Questão imensamente polêmica é a da linguagem da narrativa na ficção, assunto sem fim até que se encontre uma solução entre línguas, mas sempre adiada. Entre línguas? Sim, entre a língua portuguesa e a língua brasileira, nem sempre distintas devido a uma gramática que se impõe como absoluta, embora na prática nem sempre seja verdade. Porque a nossa língua está sempre em dois planos. Uma escrita, que atende aos interesses de um mundo conservador e estático; e a língua falada, sempre revolucionária, que reúne a fala das ruas, da sociedade, do povo, mesmo quando não reconhecida e oficializada.

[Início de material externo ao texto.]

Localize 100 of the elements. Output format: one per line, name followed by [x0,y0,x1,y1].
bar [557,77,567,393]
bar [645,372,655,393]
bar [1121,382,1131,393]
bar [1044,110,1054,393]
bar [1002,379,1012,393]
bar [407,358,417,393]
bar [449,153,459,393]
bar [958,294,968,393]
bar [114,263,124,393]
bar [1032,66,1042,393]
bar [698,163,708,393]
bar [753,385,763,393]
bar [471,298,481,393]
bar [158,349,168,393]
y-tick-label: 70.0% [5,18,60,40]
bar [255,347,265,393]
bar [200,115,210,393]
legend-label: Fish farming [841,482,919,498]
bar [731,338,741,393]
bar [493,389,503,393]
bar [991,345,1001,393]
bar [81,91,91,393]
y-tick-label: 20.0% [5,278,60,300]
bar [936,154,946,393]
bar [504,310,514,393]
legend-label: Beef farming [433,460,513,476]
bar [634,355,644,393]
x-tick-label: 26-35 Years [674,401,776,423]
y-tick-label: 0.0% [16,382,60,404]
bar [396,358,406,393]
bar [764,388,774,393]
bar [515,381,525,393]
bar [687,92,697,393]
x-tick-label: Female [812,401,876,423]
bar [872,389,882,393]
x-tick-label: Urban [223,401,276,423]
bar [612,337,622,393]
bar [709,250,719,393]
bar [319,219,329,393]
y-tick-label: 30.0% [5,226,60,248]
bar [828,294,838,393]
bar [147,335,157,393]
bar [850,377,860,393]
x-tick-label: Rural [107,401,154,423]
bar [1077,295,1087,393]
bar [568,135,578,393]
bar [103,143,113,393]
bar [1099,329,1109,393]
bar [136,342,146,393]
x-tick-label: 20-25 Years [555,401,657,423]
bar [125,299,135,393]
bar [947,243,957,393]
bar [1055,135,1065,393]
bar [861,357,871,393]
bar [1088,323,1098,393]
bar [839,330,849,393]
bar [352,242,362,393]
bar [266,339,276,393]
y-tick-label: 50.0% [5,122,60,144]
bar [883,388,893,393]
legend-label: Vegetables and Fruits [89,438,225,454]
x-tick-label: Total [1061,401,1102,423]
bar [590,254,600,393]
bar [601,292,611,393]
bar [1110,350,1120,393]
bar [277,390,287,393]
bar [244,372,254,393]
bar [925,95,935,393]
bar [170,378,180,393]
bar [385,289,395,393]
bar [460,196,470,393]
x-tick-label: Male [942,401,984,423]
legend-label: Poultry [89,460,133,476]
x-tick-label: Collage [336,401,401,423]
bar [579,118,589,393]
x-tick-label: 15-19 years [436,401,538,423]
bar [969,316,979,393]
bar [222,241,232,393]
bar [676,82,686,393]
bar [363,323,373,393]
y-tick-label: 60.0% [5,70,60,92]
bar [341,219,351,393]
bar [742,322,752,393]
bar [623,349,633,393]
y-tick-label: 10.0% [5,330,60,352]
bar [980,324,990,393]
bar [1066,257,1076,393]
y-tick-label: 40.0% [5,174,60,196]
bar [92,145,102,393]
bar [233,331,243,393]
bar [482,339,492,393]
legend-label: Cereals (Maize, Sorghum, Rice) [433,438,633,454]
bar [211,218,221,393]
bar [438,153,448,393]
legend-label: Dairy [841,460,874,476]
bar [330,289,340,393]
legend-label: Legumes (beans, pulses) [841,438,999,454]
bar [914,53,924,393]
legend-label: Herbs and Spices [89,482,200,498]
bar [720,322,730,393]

Não se pode cobrar, por exemplo, a omissão dos intelectuais. Desde o século 19, escritores do porte de José de Alencar reivindicaram o direito de a narrativa brasileira ter a sua própria linguagem sem a imitação irregular da gramática tradicional, observando aquilo que é falado pelo povo. Por isso, seria preciso recorrer até mesmo às nossas metáforas, sem a cópia de outras linguagens. Os cabelos de Iracema eram negros como as penas da graúna. A virgem dos lábios de mel. Assim, a linguagem nacional com elementos da cultura nacional dando-nos incrível autonomia.
Por tudo isso é que Lima Barreto foi chamado, muitas vezes, de desleixado. E, outras tantas vezes, de analfabeto. Ocorre que o escritor estava sempre no front, estava na frente, como se diz agora, lutando por mudanças gramaticais decisivas, recusando-se a usar uma gramática que não é usada nem na fala nem na escrita, embora glorificada na mesa dos conservadores inúteis.
Assim, reconhecendo a rebelião linguística de Lima Barreto é que Francisco de Assis Barreto escreve:
É admirável o acervo de palavras, expressões e modismos de inspiração nitidamente brasileira com que Lima Barreto enriquece o português do Brasil, mas isso não é tudo. Penso que Antonio Houaiss coloca admiravelmente a questão, quando observa: o escritor poderá ser reputado de “incorreto”, do ponto de vista “estilístico” — afinal de contas, o conceito de correção, na nossa gramática, mandarina e bizantina, pode apresentar tais e tantos planos de julgamento, que poucos, pouquíssimos escritores poderão enfrentar todas as sanções de todos os planos; e afinal de contas, ainda, o problema do “bom gosto” é infinitamente flutuante no espaço e no tempo, e no mesmo espaço e no mesmo tempo não parecendo construir uma questão modalmente estética.
Não por menos, Mário de Andrade fez anotações para uma possível gramatiquinha da fala brasileira sem regras fixas ou maior atenção para o ritmo da frase, do parágrafo, do texto, enfim. Destacava, entre outras rebeliões, herança milionária dos chamados gramaticais do povo brasileiro.
Na verdade, motivo de muito debate e de muita discórdia, embora seja assunto de muita reflexão na vida acadêmica.